L’Ouganda a commencé à accepter les candidatures pour les élections des conseils locaux le lundi 3 août, dans un climat de tension et de méfiance. Cette ouverture fait suite à des allégations de violence et de fraude lors du premier tour du processus électoral la semaine précédente, qui ont contraint les autorités à ordonner un nouveau scrutin dans 1 135 villages. Les conseils locaux figurent parmi les institutions de base les plus importantes d’Ouganda. Ils jouent un rôle crucial dans la résolution des conflits entre résidents, la gestion des conflits familiaux, la sécurité et le bon déroulement de la vie quotidienne dans les villages et les communautés locales. Cependant, le début de ce nouveau tour des élections intervient dans un contexte de doutes croissants quant à l’intégrité du processus électoral, suite à des irrégularités généralisées lors du premier tour, qui s’est tenu mardi dernier.
Ces irrégularités incluaient des violences et des contestations des listes électorales, nécessitant un nouveau scrutin dans plus d’un millier de villages. Les élections des conseils locaux se déroulent selon un système qui commence au niveau du village, ce qui rend l’intégrité de cette phase essentielle au bon déroulement des élections suivantes, Sarah Biriti, directrice du Centre pour la gouvernance constitutionnelle (CCG), une ONG ougandaise qui suit les questions constitutionnelles, a déclaré que toute irrégularité ou tout litige lors des premières élections locales nuit à la crédibilité des étapes suivantes, en particulier s’il concerne l’inscription des électeurs ou les procédures de vote. Les élections de cette année marquent un tournant important avec la présence affirmée des partis politiques.
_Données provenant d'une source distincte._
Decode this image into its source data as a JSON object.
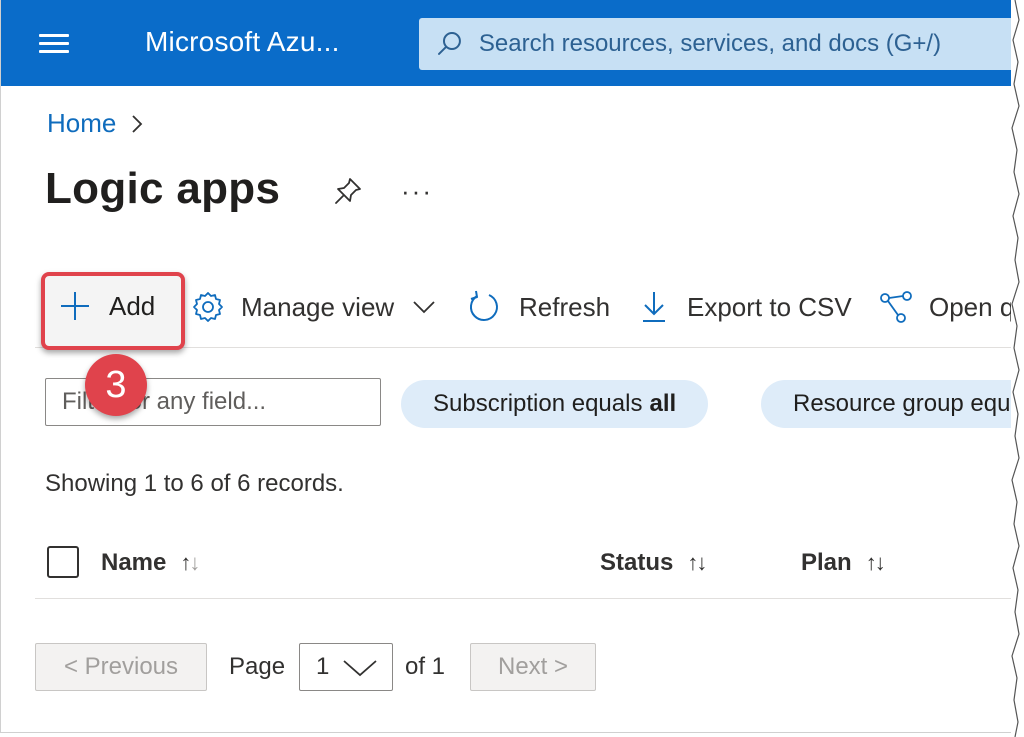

Lors des élections précédentes, les candidats se présentaient comme indépendants et les électeurs se fiaient largement à leur connaissance personnelle des candidats. Aujourd’hui, cependant, les candidats affichent ouvertement leur appartenance politique, qu’il s’agisse du Mouvement de résistance nationale (NRM), parti au pouvoir, du Parti de l’unité nationale (NUP) ou d’autres partis. Cette situation a engendré une campagne électorale plus politisée, une concurrence accrue, des dépenses plus importantes et une pression politique exacerbée. L’analyste politique indépendant Frederick Goloba-Motepe juge ce changement préoccupant.